Current state-of-the-art systems score in the 60 to 70 percent range on miniF2F, a benchmark of 244 competition-level mathematics problems. The remaining hard cases involve long proof chains, non-obvious decompositions, and introducing auxiliary lemmas not present in Mathlib.
What Leanstral Adds
The Leanstral announcement centers on local deployment. This is not an incidental operational detail. Formal verification is most valuable in settings where sending code to a cloud API is not acceptable: aerospace, cryptographic protocol verification, safety-critical embedded systems, financial settlement logic. A locally-runnable model with auditable weights fits into a certification workflow in a way that a cloud API cannot.

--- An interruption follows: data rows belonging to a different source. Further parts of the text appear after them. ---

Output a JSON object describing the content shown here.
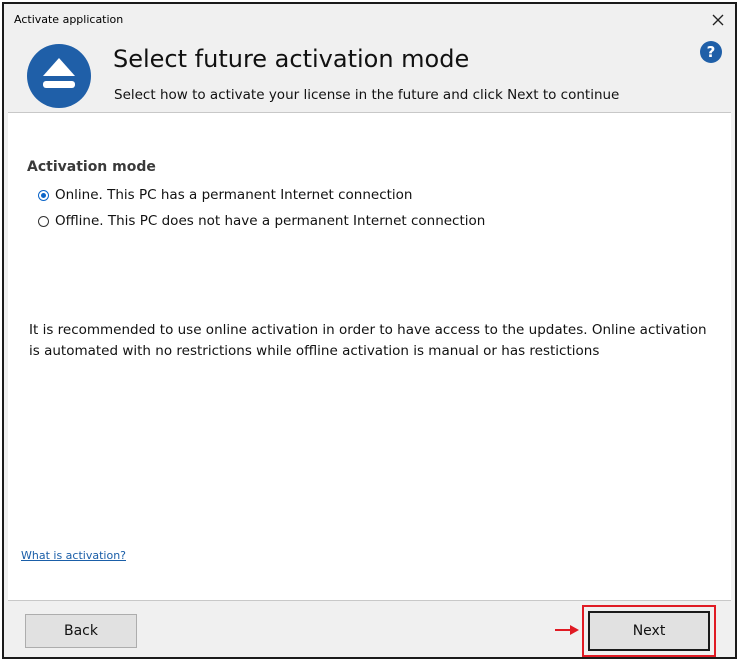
{
  "window": {
    "title": "Activate application",
    "close_symbol": "✕"
  },
  "header": {
    "title": "Select future activation mode",
    "subtitle": "Select how to activate your license in the future and click Next to continue",
    "logo_icon": "upload-logo-icon",
    "help_icon": "help-icon",
    "help_symbol": "?"
  },
  "activation": {
    "section_label": "Activation mode",
    "options": [
      {
        "label": "Online. This PC has a permanent Internet connection",
        "selected": true
      },
      {
        "label": "Offline. This PC does not have a permanent Internet connection",
        "selected": false
      }
    ]
  },
  "info": {
    "text": "It is recommended to use online activation in order to have access to the updates. Online activation is automated with no restrictions while offline activation is manual or has restictions"
  },
  "links": {
    "what_is_activation": "What is activation?"
  },
  "footer": {
    "back_label": "Back",
    "next_label": "Next"
  },
  "colors": {
    "logo_blue": "#1f5fa8",
    "highlight_red": "#e01b24",
    "link_blue": "#1a5ea8"
  }
}
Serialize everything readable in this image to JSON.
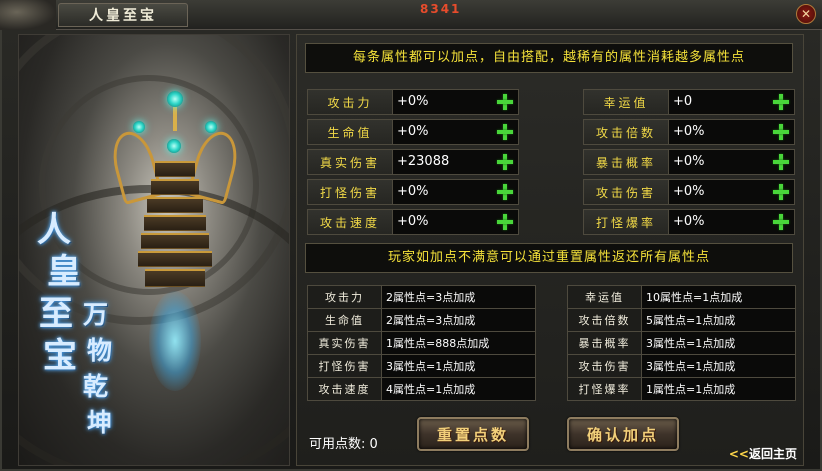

Mistral’s open-weight approach also means the model can be fine-tuned on domain-specific proof corpora. A team verifying a specific embedded operating system interface can adapt the model to their particular type definitions and conventions, which is not possible with AlphaProof. The community can inspect the architecture, identify failure modes, and improve the model in ways that a closed system does not permit.
The underlying architecture follows the same pattern as its predecessors: AI-generated tactic sequences validated by the Lean 4 kernel. Mathlib4 contains over 150,000 theorems and definitions, covering most undergraduate and significant graduate mathematics. It serves simultaneously as the primary training corpus and the most demanding benchmark for any Lean 4 agent.
Lean 4’s dual nature as both a programming language and a proof assistant is what makes the software verification use case coherent. A function’s type can encode its specification; the kernel verifies that the implementation satisfies it. The Leanstral vision is verified software synthesis: an AI that produces Lean 4 code for a specification and constructs a proof that the code satisfies it, with the kernel certifying both in a single pass.
The Part AI Does Not Solve
The kernel guarantee has a boundary worth stating clearly. The kernel verifies that a proof term has the type corresponding to a stated proposition. If the proposition itself is wrong, if the specification misdescribes the threat model, misses an edge case, or formalizes the wrong semantics, the verified proof is vacuously correct. Proving that a sorting function returns a sorted list says nothing about whether it handles the specific edge case relevant to the caller’s invariants. Writing the right specification remains a human problem.
The historical argument against formal methods was always that specification plus proof effort was estimated at 10 to 50 times the effort of just writing the code. AI assistance changes this ratio substantially on the proof side. What it does not change is the cognitive work of deciding what to prove. The Liquid Tensor Experiment demonstrated that formalizing Peter Scholze’s condensed mathematics took years of substantial community effort. Proof generation was hard; deciding exactly what the formal statement of each lemma should be was at least equally demanding.
The productive question for the next several years is how much of the specification problem can be assisted by the same models. A system that generates a plausible formal specification from a natural-language description of intent, verifies the implementation against it, and then surfaces cases where the formal specification diverges from the intent would change the software verification workflow significantly. Leanstral does not claim to solve this, but the trajectory of the field points in that direction. The kernel stays in place as the final judge; everything else is being automated around it.